Long story short: time to invest in some lighting.

Question: what's the difference between shooting still-lifes with strobes versus with regular always-on light bulbs behind umbrellas/diffusers??? Mark, I've seen you take portraits both ways, so what's the advantage of each? How do you choose which to use?

3 comments:

scott lawan said...

dude, i have a halfsies for this photo. it's pretty sweeet!

i'll let mark answer you questions.

Photomoto said...

This isn't a totally qualified answer but it works... I originally used continous lighting because it was all I could afford.

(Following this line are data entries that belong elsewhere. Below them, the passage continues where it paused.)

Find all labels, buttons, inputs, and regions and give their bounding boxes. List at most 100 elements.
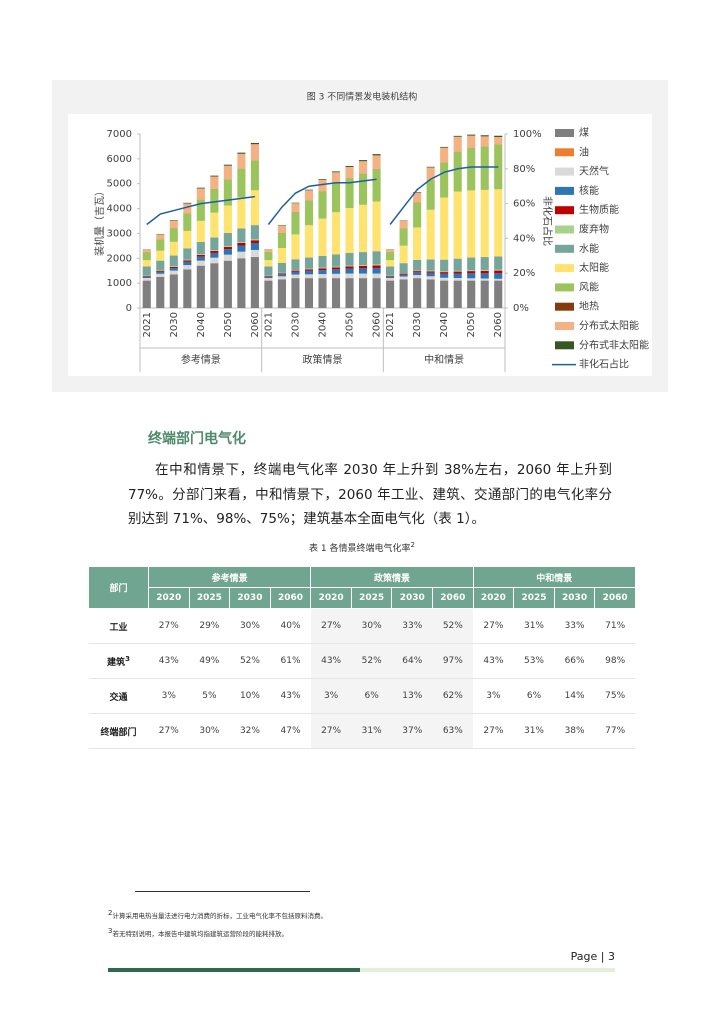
bar-segment [453,135,462,137]
bar-segment [467,190,476,258]
legend-swatch [555,206,574,215]
y-axis-label: 装机量（吉瓦） [93,186,106,256]
table-cell: 3% [148,678,190,714]
bar-segment [440,273,449,278]
bar-segment [399,245,408,264]
year-header: 2025 [513,587,555,609]
table-cell: 43% [310,643,352,679]
bar-segment [440,259,449,272]
bar-segment [480,135,489,137]
bar-segment [250,240,259,243]
bar-segment [183,261,192,266]
section-title: 终端部门电气化 [148,431,246,447]
bar-segment [304,274,314,279]
bar-segment [386,278,395,281]
bar-segment [331,267,341,270]
bar-segment [223,246,232,250]
legend-label: 分布式非太阳能 [579,338,649,351]
bar-segment [264,266,273,276]
bar-segment [467,148,476,191]
bar-segment [399,220,408,229]
legend-label: 核能 [579,184,599,197]
bar-segment [467,257,476,271]
paragraph: 在中和情景下，终端电气化率 2030 年上升到 38%左右，2060 年上升到 … [128,462,612,527]
bar-segment [359,278,368,308]
bar-segment [237,245,246,252]
bar-segment [453,270,462,272]
bar-segment [183,265,192,270]
bars [142,134,503,308]
bar-segment [480,278,489,281]
bar-segment [250,142,259,145]
bar-segment [291,278,300,308]
table-cell: 5% [189,678,230,714]
bar-segment [237,258,246,308]
bar-segment [223,260,232,308]
x-tick-label: 2040 [439,312,450,337]
table-cell: 27% [148,713,190,749]
bar-segment [223,254,232,261]
table-cell: 52% [229,643,271,679]
bar-segment [331,183,341,213]
bar-segment [494,136,503,145]
table-cell: 27% [473,608,514,644]
bar-segment [345,178,354,209]
bar-segment [480,146,489,190]
bar-segment [318,255,327,268]
legend-label: 废弃物 [579,223,609,236]
table-cell: 37% [391,713,433,749]
footnotes: 2计算采用电热当量法进行电力消费的折标，工业电气化率不包括原料消费。 3若无特别说… [108,906,327,942]
bar-segment [142,280,151,308]
bar-segment [345,265,354,267]
table-cell: 31% [513,713,555,749]
table-cell: 27% [310,608,352,644]
bar-segment [210,176,219,189]
bar-segment [304,200,314,226]
y2-tick-label: 60% [513,199,535,210]
bar-segment [183,260,192,262]
bar-segment [399,274,408,277]
group-label: 政策情景 [303,353,343,366]
x-tick-label: 2040 [196,312,207,337]
footnote-mark: 3 [108,927,113,936]
bar-segment [156,260,165,271]
table-row: 工业 27% 29% 30% 40% 27% 30% 33% 52% 27% 31% 33% 71% [88,608,636,644]
group-header: 政策情景 [310,566,474,588]
table-cell: 98% [594,643,636,679]
bar-segment [318,268,327,271]
table-cell: 33% [391,608,433,644]
bar-segment [291,234,300,260]
bar-segment [453,273,462,279]
bar-segment [426,166,435,168]
table-cell: 53% [513,643,555,679]
bar-segment [440,280,449,308]
footnote: 2计算采用电热当量法进行电力消费的折标，工业电气化率不包括原料消费。 [108,906,327,924]
table-cell: 10% [229,678,271,714]
bar-segment [399,279,408,308]
bar-segment [196,199,205,221]
y-tick-label: 0 [126,303,132,314]
bar-segment [237,153,246,169]
bar-segment [359,161,368,174]
bar-segment [142,266,151,276]
row-label-text: 建筑 [107,657,126,668]
bar-segment [480,136,489,147]
bar-segment [169,266,178,267]
bar-segment [169,255,178,267]
bar-segment [196,265,205,308]
y-tick-label: 3000 [107,228,132,239]
bar-segment [331,273,341,279]
bar-segment [331,254,341,267]
table-cell: 27% [310,713,352,749]
table-cell: 31% [351,713,392,749]
year-header: 2030 [553,587,596,609]
bar-segment [386,252,395,261]
bar-segment [453,280,462,308]
header-row: 部门 参考情景 政策情景 中和情景 [88,566,637,609]
bar-segment [359,265,368,269]
x-tick-label: 2030 [412,312,423,337]
bar-segment [372,265,381,269]
table-cell: 52% [351,643,392,679]
bar-segment [399,228,408,246]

Those lights w/ shoot thru umbrellas are nice and create some good wrapping light, but they have very little power. You have to get them really really close to your subject. Another pain in the ass is the fact that they need to be plugged in.

Hotshoe flashes are the way to go I would say. They are small and light weight and can pack some power. They can de a little on the expensive side, but it depends on what you want.
The vivitar 285hv is a work horse of a flash. That was my primary flash when doing wedding this summer. Its powerful and has fully manual zoom head and guide number calculator controls. It does lack some features like a swivel head, but it does tilt. It's fucking heavy as hell too. But at $90 is hard to pass up... Even just having one as back up is nice.
Otherwise you can look into getting a speedlite made by Nikon. They make some pretty nice flashes and their newest one is pimp shit... But I think it might cost you about 600.

There are many routes to go with hotshoe flashes, but those are the areas I would to with.

A few end notes I forgot:
If you get the vivitar us HAS TO BE the hv version. This so because it has a trigger voltage low enough to not fry your camera on your hotshoe. The old vivitar 285 were made for film bodies and the trigger voltage want I danger if damaging any real fancy electronics like in those fang dangled DSLR's.
If you go down the path of hotshoe flashes you need to get extras to trigger them off camera. This is a whole different story. We can cross that bridge when we come to it and this has the longest fucking thing I have ever written on an iPhone. We can discuss more this evening.

Photomoto said...

Ps hotshoe flashes are a little easier in terms of sculpting light.